Here is a distribution of the glitch-soc frontend for pleroma. Everything from the upstream repository is kept and rebased on for easy updates, this does screws up on Merge Requests so theyll be treated as a patchset if done here.

Fork vs. Distribution

This repository is not a fork of glitch-soc, there is only a few patches on it that are kept and designed to be easily removable if it needs to (for example when upstream does one of our features on their side too). This also means that there is no merge, only one big rebase to get the patches up-to-date. See the Development section for more information.

Deployement

Fetching CI artifacts

Pleroma (backend) has a shell script in installation/download-mastofe-build.sh which can be used to get a build from the CI artifacts, by default it will install the one from rebase/glitch-soc into instance/static (so you can revert to the bundled frontend by removing it and it is free from git conflicts), this behaviour can be changed by modifying the first lines of the script.

Updating the bundle

This is what you want to do to update the mastofe bundled with pleroma.

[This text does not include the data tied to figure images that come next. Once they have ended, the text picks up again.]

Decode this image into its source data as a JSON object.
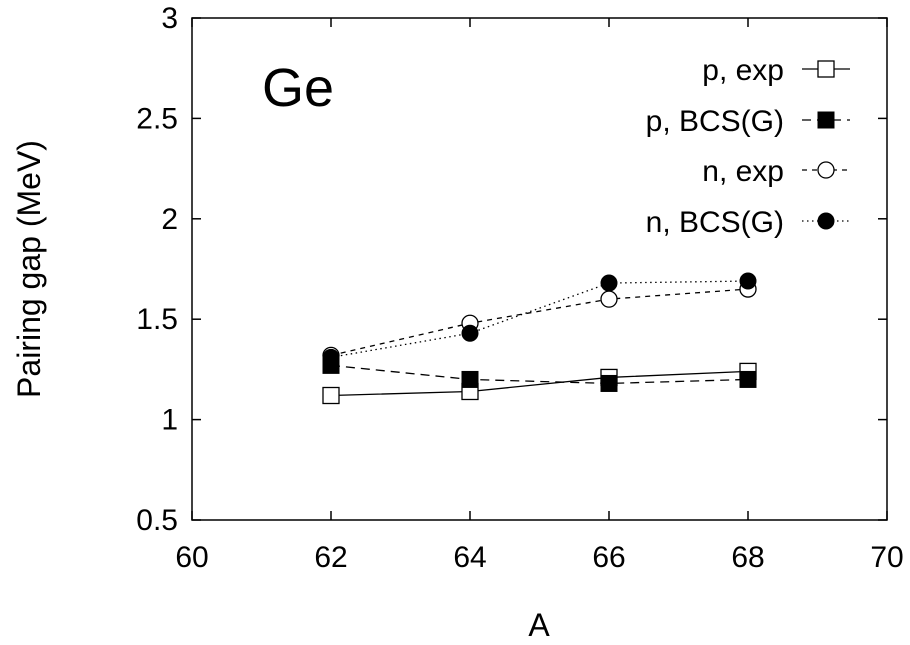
{
  "chart_data": {
    "type": "line",
    "xlabel": "A",
    "ylabel": "Pairing gap (MeV)",
    "annotation": "Ge",
    "xlim": [
      60,
      70
    ],
    "ylim": [
      0.5,
      3
    ],
    "xticks": [
      60,
      62,
      64,
      66,
      68,
      70
    ],
    "yticks": [
      0.5,
      1,
      1.5,
      2,
      2.5,
      3
    ],
    "ytick_labels": [
      "0.5",
      "1",
      "1.5",
      "2",
      "2.5",
      "3"
    ],
    "grid": false,
    "legend_position": "top-right",
    "series": [
      {
        "name": "p, exp",
        "x": [
          62,
          64,
          66,
          68
        ],
        "y": [
          1.12,
          1.14,
          1.21,
          1.24
        ],
        "marker": "open-square",
        "line": "solid",
        "color": "#000000"
      },
      {
        "name": "p, BCS(G)",
        "x": [
          62,
          64,
          66,
          68
        ],
        "y": [
          1.27,
          1.2,
          1.18,
          1.2
        ],
        "marker": "filled-square",
        "line": "dashed",
        "color": "#000000"
      },
      {
        "name": "n, exp",
        "x": [
          62,
          64,
          66,
          68
        ],
        "y": [
          1.32,
          1.48,
          1.6,
          1.65
        ],
        "marker": "open-circle",
        "line": "short-dashed",
        "color": "#000000"
      },
      {
        "name": "n, BCS(G)",
        "x": [
          62,
          64,
          66,
          68
        ],
        "y": [
          1.31,
          1.43,
          1.68,
          1.69
        ],
        "marker": "filled-circle",
        "line": "dotted",
        "color": "#000000"
      }
    ]
  }
}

  • Run build.sh at the root of this repo, you can set the TARGET environment variable if pleroma isnt at ../pleroma (default value of TARGET)
  • Go to pleroma repo:
    • git add priv/static/sw.js priv/static/packs
    • git commit -m "update mastofe"

Development

Branches

  • pleroma branch which get re-referenced to rebase/glitch-soc once it is stable
  • master: Same branch as upstream repository, should be updated before doing an updating rebase
  • rebase/glitch-soc: branch which rebases from upstream, used for testing

For developement/Merge Requests I would suggest to use master when you are introducing new modifications that cannot be in the upstream, and when you are changing current modifications prefer rebase/glitch-soc.

Never use pleroma as a base for Merge Requests, it is not meant to be modified directly.

Changelog

There is a Changelog-mastofe.txt file used to do the release notes for the message on tagging a new release. It is cleaned when updating from upstream (git filter-branch should be a nice friend). Changes on the behaviour of the frontend should be noted in this file together with their modification (commit at best, MR at worst).

Tools

  • Node.js
  • yarn (preferred) or npm
  • HTTP proxy (such as nginx)

nginx setup

I'll assume that you have already fired up pleroma using the installation guide. To work on the frontend while still having the backend up, use this nginx config.

server {
    listen 80;
    server_name pleroma.testing;

    location /packs {
        add_header 'Access-Control-Allow-Origin' '*';
        proxy_http_version 1.1;
        proxy_set_header Host $http_host;

        proxy_pass http://localhost:3035;
    }

    location / {
        add_header 'Access-Control-Allow-Origin' '*';
        proxy_http_version 1.1;
        proxy_set_header Upgrade $http_upgrade;
        proxy_set_header Connection "upgrade";
        proxy_set_header Host $http_host;

        proxy_pass http://localhost:4000;
    }
}

Change the server_name if you like. I personally like to create a new entry in /etc/hosts and add 127.0.0.1 pleroma.testing, but you do what suits you.

Running

  • Getting the node dependencies is done with yarn install -D (or npm install if you dont have yarn)
  • Launching the frontend is done with npm run dev. It should be reachable once it finnishes compiling.